Его это не обидело, а, кажется, позабавило.

– Потому что вы считаете меня простофилей?

– Вовсе нет. Каждый время от времени бывает простофилей.

– Даже вы?

– Особенно я. Потому что я вечно говорю или делаю то, чего не следовало бы говорить или делать.

– Вот как? Например?

– Последний раз я побывала в категории простофиль всего несколько секунд тому назад. Когда не только предположила, что милорд лжет, но и что он простофиля, – сказала она. О том же свидетельствует тот факт, что ее колено оставалось самым неподобающим образом прижатым к его колену.

Он чуть подвинулся, усилив соприкосновение между своими и ее ногами, и ее сердце затрепетало.

– Мне ваша искренность кажется очень милой, – тихо произнес он.

– Правда?
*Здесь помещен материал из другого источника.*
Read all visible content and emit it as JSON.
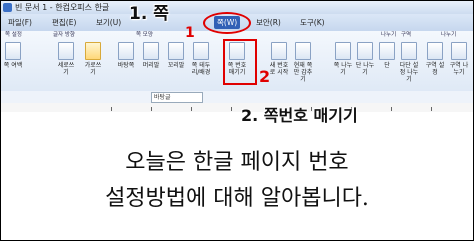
{
  "window": {
    "title": "빈 문서 1 - 한컴오피스 한글"
  },
  "menus": [
    "파일(F)",
    "편집(E)",
    "보기(U)",
    "쪽(W)",
    "보안(R)",
    "도구(K)"
  ],
  "annotations": {
    "step1_label": "1. 쪽",
    "step1_number": "1",
    "step2_label": "2. 쪽번호 매기기",
    "step2_number": "2"
  },
  "ribbon": {
    "groups": [
      "쪽 설정",
      "글자 방향",
      "쪽 모양",
      "나누기",
      "구역",
      "나누기"
    ],
    "buttons": [
      "쪽 여백",
      "세로쓰기",
      "가로쓰기",
      "바탕쪽",
      "머리말",
      "꼬리말",
      "쪽 테두리/배경",
      "쪽 번호 매기기",
      "새 번호로 시작",
      "현재 쪽만 감추기",
      "쪽 나누기",
      "단 나누기",
      "단",
      "다단 설정 나누기",
      "구역 설정",
      "구역 나누기"
    ]
  },
  "format_bar": {
    "style": "바탕글"
  },
  "document": {
    "lines": [
      "오늘은 한글 페이지 번호",
      "설정방법에 대해 알아봅니다."
    ]
  },
  "colors": {
    "annotation_red": "#e00000",
    "menu_active": "#3160b6"
  }
}
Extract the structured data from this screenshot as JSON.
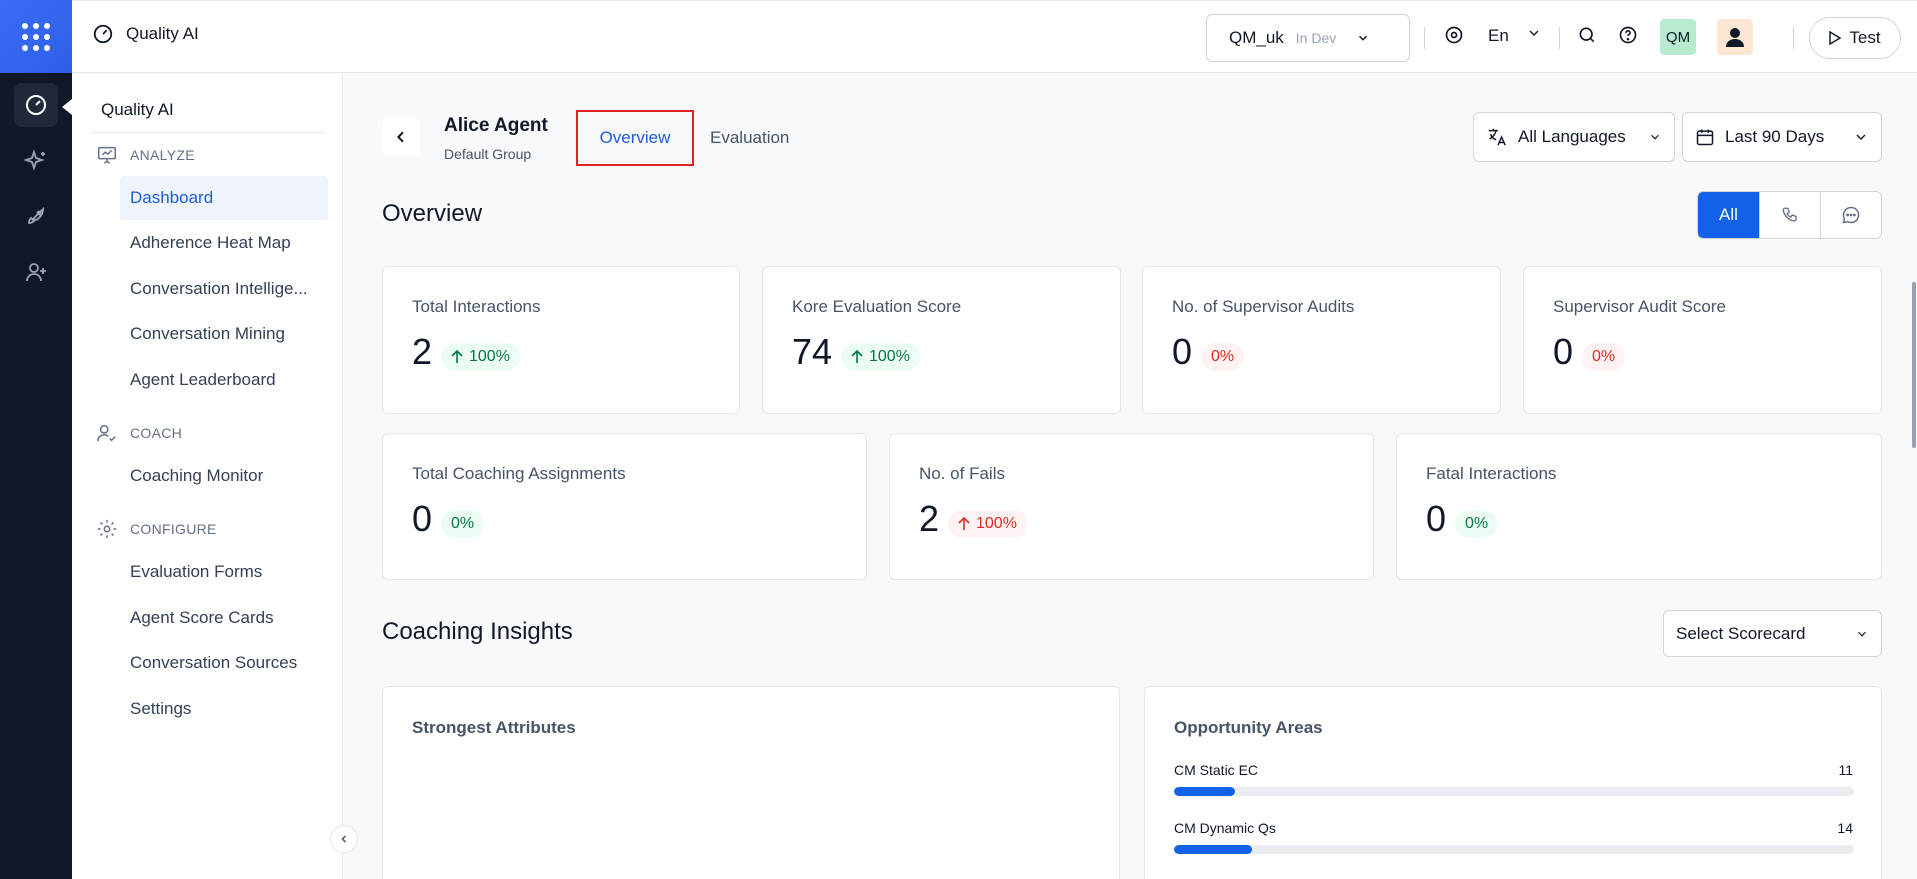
{
  "header": {
    "app_title": "Quality AI",
    "workspace": {
      "name": "QM_uk",
      "status": "In Dev"
    },
    "language": "En",
    "profile_initials": "QM",
    "test_label": "Test"
  },
  "sidebar": {
    "title": "Quality AI",
    "sections": [
      {
        "label": "ANALYZE",
        "icon": "presentation-icon"
      },
      {
        "label": "COACH",
        "icon": "users-check-icon"
      },
      {
        "label": "CONFIGURE",
        "icon": "gear-icon"
      }
    ],
    "items": [
      {
        "label": "Dashboard",
        "active": true
      },
      {
        "label": "Adherence Heat Map"
      },
      {
        "label": "Conversation Intellige..."
      },
      {
        "label": "Conversation Mining"
      },
      {
        "label": "Agent Leaderboard"
      },
      {
        "label": "Coaching Monitor"
      },
      {
        "label": "Evaluation Forms"
      },
      {
        "label": "Agent Score Cards"
      },
      {
        "label": "Conversation Sources"
      },
      {
        "label": "Settings"
      }
    ]
  },
  "agent": {
    "name": "Alice Agent",
    "group": "Default Group"
  },
  "tabs": [
    {
      "label": "Overview",
      "active": true
    },
    {
      "label": "Evaluation"
    }
  ],
  "filters": {
    "language": "All Languages",
    "date_range": "Last 90 Days"
  },
  "overview": {
    "title": "Overview",
    "channel_all": "All",
    "metrics": [
      {
        "label": "Total Interactions",
        "value": "2",
        "change": "100%",
        "trend": "up",
        "tone": "green"
      },
      {
        "label": "Kore Evaluation Score",
        "value": "74",
        "change": "100%",
        "trend": "up",
        "tone": "green"
      },
      {
        "label": "No. of Supervisor Audits",
        "value": "0",
        "change": "0%",
        "trend": "none",
        "tone": "red"
      },
      {
        "label": "Supervisor Audit Score",
        "value": "0",
        "change": "0%",
        "trend": "none",
        "tone": "red"
      },
      {
        "label": "Total Coaching Assignments",
        "value": "0",
        "change": "0%",
        "trend": "none",
        "tone": "green"
      },
      {
        "label": "No. of Fails",
        "value": "2",
        "change": "100%",
        "trend": "up",
        "tone": "red"
      },
      {
        "label": "Fatal Interactions",
        "value": "0",
        "change": "0%",
        "trend": "none",
        "tone": "green"
      }
    ]
  },
  "coaching": {
    "title": "Coaching Insights",
    "scorecard_placeholder": "Select Scorecard",
    "strongest_title": "Strongest Attributes",
    "opportunity_title": "Opportunity Areas",
    "opportunities": [
      {
        "label": "CM Static EC",
        "value": "11",
        "fill_fraction": 0.09
      },
      {
        "label": "CM Dynamic Qs",
        "value": "14",
        "fill_fraction": 0.115
      }
    ]
  }
}
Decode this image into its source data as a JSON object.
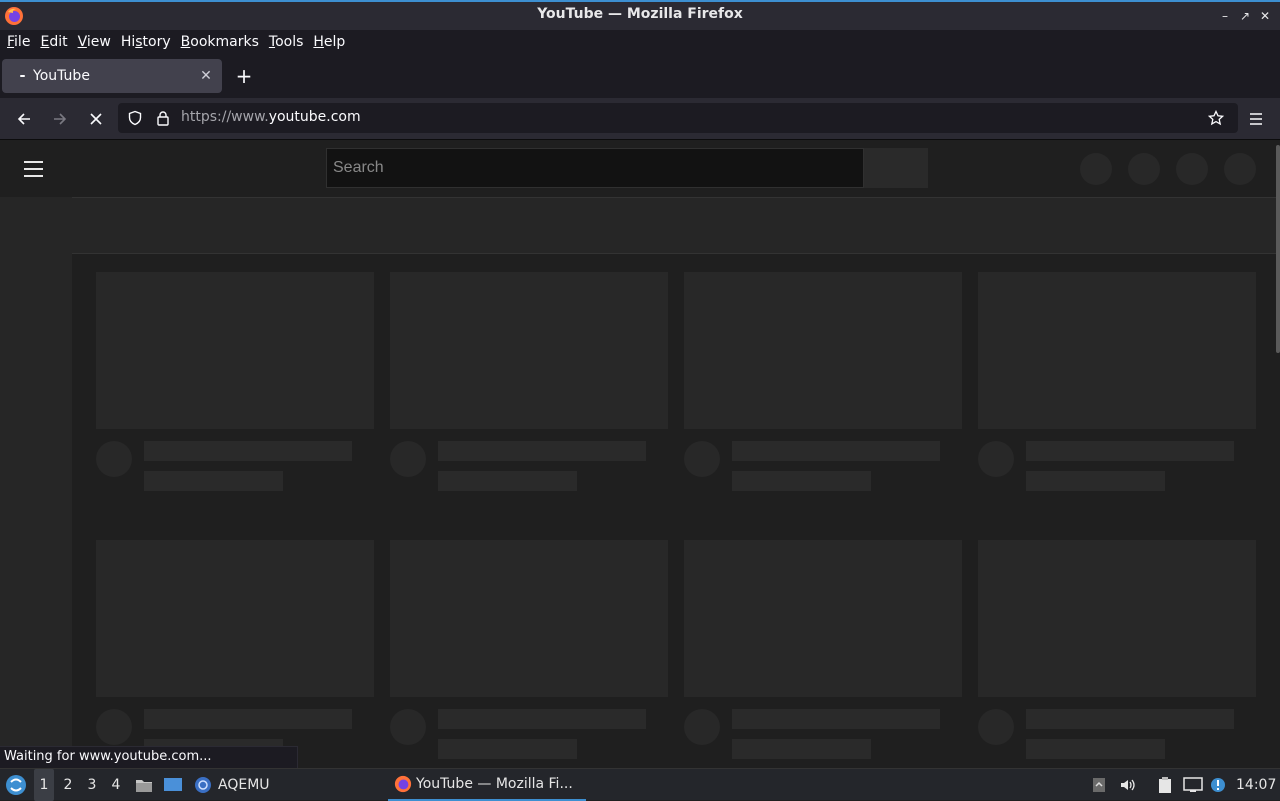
{
  "window": {
    "title": "YouTube — Mozilla Firefox"
  },
  "menubar": {
    "items": [
      {
        "u": "F",
        "rest": "ile"
      },
      {
        "u": "E",
        "rest": "dit"
      },
      {
        "u": "V",
        "rest": "iew"
      },
      {
        "pre": "Hi",
        "u": "s",
        "rest": "tory"
      },
      {
        "u": "B",
        "rest": "ookmarks"
      },
      {
        "u": "T",
        "rest": "ools"
      },
      {
        "u": "H",
        "rest": "elp"
      }
    ]
  },
  "tabs": [
    {
      "title": "YouTube",
      "loading": true
    }
  ],
  "navbar": {
    "url_prefix": "https://www.",
    "url_host": "youtube.com"
  },
  "page": {
    "search_placeholder": "Search"
  },
  "status_text": "Waiting for www.youtube.com...",
  "taskbar": {
    "workspaces": [
      "1",
      "2",
      "3",
      "4"
    ],
    "active_workspace": "1",
    "app_label": "AQEMU",
    "task_label": "YouTube — Mozilla Fi...",
    "clock": "14:07"
  },
  "colors": {
    "accent": "#3d8fd1",
    "chrome_bg": "#2b2a33",
    "page_bg": "#1f1f1f"
  }
}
Большинство людей так не считает.

Взгляд его стал серьезным, он внимательно посмотрел на нее:

– Я всегда предпочитал горькую правду неискренним банальностям. Но боюсь, что благодаря своему титулу и положению мне чаще всего приходится довольствоваться именно банальностями. Особенно часто я слышу их от женщин.

– Если эти женщины хвалят вашу внешность или ваш дом, вы наверняка не можете обвинить их в неискренности.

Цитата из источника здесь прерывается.